New AnswerAJ, the modulus operator uses division which is computationally more expensive than a bitwise operation, typically by a factor of around 32. An alternative technique using bitwise operations is to use... if(!(number & 1)) // even

Integer values are stored as signed 32-bit integers in Java the binary representation of an odd integer will always have the least significant bit set. I will use 8 bits to demonstrate... 00000001 = 1 00000010 = 2 00000011 = 3 00000100 = 4 00000101 = 5 even numbers end with 0 odd numbers end with 1 The bitwise and operation will return a 1 only where both bits are 1. So 5 & 1 is: 00000101 & 00000001 -------------- 00000001 Any non zero value evaluates to true, so if(number & 1) // true if number is odd since you require true if the number is even we invert the expresson to !(number &1). We could have also used... if(~number & 1) // true if even in this case we invert each bit of the number first then test the last bit. Note that it's a tilde character in front of number not a minus sign.
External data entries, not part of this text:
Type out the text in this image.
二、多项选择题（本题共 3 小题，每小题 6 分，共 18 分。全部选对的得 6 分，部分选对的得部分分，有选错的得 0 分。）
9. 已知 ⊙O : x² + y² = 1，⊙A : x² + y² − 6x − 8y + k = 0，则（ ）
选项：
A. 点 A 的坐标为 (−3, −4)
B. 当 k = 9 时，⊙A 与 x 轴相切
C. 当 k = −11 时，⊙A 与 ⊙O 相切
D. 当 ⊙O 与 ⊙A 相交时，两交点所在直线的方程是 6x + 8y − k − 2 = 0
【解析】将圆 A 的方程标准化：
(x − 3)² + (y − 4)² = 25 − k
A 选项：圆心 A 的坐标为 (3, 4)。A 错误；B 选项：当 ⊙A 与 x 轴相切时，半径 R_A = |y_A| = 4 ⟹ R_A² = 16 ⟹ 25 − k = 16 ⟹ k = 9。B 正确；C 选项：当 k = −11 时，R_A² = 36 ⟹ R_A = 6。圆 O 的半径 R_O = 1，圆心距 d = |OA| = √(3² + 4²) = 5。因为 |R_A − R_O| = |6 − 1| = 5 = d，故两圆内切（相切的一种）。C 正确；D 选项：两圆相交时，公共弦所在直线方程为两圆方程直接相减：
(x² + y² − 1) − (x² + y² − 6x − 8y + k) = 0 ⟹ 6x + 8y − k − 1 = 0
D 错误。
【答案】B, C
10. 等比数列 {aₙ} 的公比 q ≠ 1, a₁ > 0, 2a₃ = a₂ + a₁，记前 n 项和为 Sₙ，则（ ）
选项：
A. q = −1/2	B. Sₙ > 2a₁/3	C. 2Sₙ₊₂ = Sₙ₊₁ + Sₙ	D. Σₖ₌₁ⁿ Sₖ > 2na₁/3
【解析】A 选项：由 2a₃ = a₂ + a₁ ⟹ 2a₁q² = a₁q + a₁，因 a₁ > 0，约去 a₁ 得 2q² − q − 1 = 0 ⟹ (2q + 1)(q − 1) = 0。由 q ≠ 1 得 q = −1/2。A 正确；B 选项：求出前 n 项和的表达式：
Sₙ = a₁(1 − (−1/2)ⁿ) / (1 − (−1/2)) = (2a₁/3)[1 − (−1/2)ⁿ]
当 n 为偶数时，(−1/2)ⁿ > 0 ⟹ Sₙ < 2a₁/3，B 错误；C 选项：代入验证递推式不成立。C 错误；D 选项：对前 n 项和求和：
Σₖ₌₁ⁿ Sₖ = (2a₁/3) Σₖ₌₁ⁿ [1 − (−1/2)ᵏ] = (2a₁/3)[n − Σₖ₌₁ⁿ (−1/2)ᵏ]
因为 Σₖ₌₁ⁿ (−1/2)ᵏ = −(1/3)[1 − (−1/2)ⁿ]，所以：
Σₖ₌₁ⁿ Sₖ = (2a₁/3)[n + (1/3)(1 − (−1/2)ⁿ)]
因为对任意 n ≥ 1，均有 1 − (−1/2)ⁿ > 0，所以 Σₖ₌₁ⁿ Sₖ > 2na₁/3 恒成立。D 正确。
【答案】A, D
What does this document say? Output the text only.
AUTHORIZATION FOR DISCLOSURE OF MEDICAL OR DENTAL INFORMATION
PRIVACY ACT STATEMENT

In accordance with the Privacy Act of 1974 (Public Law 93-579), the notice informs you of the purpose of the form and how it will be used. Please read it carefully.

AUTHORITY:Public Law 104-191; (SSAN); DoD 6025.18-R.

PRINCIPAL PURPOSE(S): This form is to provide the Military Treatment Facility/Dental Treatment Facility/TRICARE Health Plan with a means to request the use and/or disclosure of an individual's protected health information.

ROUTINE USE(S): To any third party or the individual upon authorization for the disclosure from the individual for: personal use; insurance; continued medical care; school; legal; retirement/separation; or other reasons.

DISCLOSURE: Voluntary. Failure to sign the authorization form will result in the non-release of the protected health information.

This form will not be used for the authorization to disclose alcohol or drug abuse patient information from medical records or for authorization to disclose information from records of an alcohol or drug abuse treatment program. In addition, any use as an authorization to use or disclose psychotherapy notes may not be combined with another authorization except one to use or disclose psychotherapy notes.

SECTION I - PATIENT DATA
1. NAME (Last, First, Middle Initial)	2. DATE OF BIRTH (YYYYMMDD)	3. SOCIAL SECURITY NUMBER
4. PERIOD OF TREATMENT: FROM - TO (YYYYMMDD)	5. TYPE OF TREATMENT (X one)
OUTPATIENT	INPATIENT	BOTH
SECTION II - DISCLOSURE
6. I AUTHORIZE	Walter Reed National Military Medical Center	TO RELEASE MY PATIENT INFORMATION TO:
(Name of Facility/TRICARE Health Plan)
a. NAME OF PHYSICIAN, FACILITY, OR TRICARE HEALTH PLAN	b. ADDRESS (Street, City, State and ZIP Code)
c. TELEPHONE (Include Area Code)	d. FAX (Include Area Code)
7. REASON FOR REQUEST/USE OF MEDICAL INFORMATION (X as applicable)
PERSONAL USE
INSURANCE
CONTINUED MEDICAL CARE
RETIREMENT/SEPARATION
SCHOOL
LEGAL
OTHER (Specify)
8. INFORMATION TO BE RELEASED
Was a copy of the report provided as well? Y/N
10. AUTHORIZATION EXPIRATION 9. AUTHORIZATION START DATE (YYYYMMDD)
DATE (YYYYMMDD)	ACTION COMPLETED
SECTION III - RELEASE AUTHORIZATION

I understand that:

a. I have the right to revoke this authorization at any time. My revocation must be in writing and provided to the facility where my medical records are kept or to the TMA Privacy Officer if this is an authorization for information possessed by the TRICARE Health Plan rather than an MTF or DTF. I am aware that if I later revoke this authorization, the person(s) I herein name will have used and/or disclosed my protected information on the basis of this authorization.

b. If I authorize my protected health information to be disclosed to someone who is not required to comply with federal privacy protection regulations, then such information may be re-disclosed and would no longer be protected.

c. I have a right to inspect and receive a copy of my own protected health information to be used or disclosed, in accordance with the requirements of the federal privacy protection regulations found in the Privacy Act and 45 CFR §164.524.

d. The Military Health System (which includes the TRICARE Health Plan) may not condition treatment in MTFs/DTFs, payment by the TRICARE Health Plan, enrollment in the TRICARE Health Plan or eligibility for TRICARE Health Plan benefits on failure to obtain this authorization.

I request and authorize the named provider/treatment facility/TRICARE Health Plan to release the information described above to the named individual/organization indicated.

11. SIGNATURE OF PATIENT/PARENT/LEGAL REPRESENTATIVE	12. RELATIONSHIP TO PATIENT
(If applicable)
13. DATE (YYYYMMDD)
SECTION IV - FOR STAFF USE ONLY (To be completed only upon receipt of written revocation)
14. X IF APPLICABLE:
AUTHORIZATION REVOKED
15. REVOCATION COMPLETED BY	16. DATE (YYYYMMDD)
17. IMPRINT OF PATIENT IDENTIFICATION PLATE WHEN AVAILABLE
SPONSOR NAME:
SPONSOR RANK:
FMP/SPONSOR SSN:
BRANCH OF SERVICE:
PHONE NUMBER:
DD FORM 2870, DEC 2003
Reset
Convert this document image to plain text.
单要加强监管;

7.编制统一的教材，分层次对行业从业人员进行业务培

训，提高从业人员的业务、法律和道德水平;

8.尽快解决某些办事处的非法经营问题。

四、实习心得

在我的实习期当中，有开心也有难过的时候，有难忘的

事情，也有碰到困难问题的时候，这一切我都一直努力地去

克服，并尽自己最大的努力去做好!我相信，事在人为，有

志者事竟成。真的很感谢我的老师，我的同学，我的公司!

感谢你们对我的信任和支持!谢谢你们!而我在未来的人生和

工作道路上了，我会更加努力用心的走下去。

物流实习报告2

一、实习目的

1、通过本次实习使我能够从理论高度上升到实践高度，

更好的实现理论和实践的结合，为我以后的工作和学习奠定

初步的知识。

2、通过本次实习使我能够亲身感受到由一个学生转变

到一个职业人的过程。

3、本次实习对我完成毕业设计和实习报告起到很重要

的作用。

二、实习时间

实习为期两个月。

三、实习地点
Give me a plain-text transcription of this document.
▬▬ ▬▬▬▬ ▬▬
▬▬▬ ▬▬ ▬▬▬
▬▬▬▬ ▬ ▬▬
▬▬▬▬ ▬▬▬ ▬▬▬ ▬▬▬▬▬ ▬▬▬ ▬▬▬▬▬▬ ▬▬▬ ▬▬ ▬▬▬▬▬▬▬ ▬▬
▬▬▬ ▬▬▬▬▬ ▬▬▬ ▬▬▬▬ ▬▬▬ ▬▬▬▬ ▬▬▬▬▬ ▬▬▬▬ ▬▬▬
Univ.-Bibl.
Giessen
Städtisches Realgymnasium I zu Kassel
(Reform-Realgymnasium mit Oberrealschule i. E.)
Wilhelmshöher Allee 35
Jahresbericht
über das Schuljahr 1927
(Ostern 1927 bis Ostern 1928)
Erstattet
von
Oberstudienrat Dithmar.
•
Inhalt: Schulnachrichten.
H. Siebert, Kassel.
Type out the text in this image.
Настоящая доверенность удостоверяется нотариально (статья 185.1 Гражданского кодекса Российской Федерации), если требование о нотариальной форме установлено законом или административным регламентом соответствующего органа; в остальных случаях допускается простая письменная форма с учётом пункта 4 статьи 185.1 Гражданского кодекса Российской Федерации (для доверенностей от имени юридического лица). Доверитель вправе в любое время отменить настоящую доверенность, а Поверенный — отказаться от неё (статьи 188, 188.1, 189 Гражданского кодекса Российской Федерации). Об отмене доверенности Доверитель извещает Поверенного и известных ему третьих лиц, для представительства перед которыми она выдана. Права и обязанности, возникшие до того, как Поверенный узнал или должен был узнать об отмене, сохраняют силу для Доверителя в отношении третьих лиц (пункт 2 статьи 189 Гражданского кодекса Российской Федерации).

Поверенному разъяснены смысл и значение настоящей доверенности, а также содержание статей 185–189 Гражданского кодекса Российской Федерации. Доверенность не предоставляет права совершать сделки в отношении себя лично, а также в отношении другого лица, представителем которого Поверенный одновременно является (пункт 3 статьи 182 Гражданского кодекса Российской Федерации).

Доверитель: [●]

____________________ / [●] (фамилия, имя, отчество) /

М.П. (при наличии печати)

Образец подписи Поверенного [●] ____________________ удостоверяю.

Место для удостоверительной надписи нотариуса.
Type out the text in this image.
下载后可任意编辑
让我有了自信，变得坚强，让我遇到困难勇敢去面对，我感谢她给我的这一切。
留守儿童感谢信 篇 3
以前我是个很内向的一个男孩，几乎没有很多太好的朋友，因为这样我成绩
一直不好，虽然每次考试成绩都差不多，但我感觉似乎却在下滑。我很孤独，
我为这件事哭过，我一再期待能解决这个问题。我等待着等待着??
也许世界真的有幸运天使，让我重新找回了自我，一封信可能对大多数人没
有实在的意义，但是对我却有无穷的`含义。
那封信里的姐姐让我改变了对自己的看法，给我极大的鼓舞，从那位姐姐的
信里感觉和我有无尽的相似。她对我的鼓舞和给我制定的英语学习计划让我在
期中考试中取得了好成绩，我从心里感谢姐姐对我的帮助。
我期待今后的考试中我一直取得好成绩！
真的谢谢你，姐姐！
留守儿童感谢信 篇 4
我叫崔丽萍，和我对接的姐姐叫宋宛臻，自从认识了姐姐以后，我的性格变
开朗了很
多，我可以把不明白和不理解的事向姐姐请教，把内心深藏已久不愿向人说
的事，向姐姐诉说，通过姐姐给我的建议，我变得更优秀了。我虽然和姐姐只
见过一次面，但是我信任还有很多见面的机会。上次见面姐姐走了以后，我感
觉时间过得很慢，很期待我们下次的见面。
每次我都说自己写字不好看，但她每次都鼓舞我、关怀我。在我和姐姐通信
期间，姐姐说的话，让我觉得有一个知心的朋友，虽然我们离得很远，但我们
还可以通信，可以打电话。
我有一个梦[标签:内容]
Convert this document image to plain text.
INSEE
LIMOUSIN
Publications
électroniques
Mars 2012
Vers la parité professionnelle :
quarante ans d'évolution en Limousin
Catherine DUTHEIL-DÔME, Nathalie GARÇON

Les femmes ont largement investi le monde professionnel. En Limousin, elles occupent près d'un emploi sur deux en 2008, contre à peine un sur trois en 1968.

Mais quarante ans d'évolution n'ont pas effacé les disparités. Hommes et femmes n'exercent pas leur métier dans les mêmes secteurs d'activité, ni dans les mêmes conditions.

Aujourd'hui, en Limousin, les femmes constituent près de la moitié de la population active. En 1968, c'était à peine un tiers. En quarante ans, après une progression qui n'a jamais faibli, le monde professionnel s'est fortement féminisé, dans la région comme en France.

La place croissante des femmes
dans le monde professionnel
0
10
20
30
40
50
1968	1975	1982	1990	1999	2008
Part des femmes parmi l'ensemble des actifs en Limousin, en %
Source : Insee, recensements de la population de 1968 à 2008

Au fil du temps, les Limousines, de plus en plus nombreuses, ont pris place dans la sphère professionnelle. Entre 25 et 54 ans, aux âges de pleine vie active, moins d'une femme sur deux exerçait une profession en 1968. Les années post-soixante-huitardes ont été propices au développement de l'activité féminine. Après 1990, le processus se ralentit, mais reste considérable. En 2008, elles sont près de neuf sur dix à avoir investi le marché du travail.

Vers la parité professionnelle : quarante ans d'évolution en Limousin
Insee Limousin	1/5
It might be difficult to see on a mobile device. Using a bitwise and with 1 effectively masks out every bit except the last bit; which is the only bit we are interested in. See: https://docs.oracle.com/javase/tutorial/java/nutsandbolts/op3.html

Makseem The number divisible by 2 is even number. So do this use modulus operator (%) if(number % 2 == 0) //even

Display Even Numbers Example java public class DisplayEvenNumbersExample1 { public static void main(String args[]) { int number=100; System.out.print("List of even numbers from 1 to "+number+": "); for (int i=1; i<=number; i++) { //logic to check if the number is even or not //if i%2 is equal to zero, the number is even if (i%2==0) { System.out.print(i + " "); } } } }

Arun Jamson, while your solution works it is extremely inefficient. Firstly because you are using the modulus operator and secondly because there is no need to increment the loop by 1. Start the loop at 2, the first even number, and increment the loop by 2 to advance to the next even number. This will only print even numbers and require no checking. for(int i = 2; i <= number; i += 2) { System.out.print(i + " "); }

Martin Taylor can you explain it plz because I can't understand how it works(the bitwise operation solution). Tnx

Martin Taylor wow I understand this, but I never cared about the properties of the bit notation of odd and even numbers. This is surprising. From now, for even or odd number checking I'm using your method =)

Arun Jamson when i clicked run it gave an error why and also what the letter. i stands for

Martin Taylor why did you put ! And where did the Parentheses come from? I want to understand that will you show me please or help me

Makseem In the following example, I have declared a variable named number and initialized it with 100 (the limit to print the even number). We have used a for loop that executes up to 100 times and for each iteration of i the if statement checks the number is even or not. After printing each even number, the value if i is increased by 1.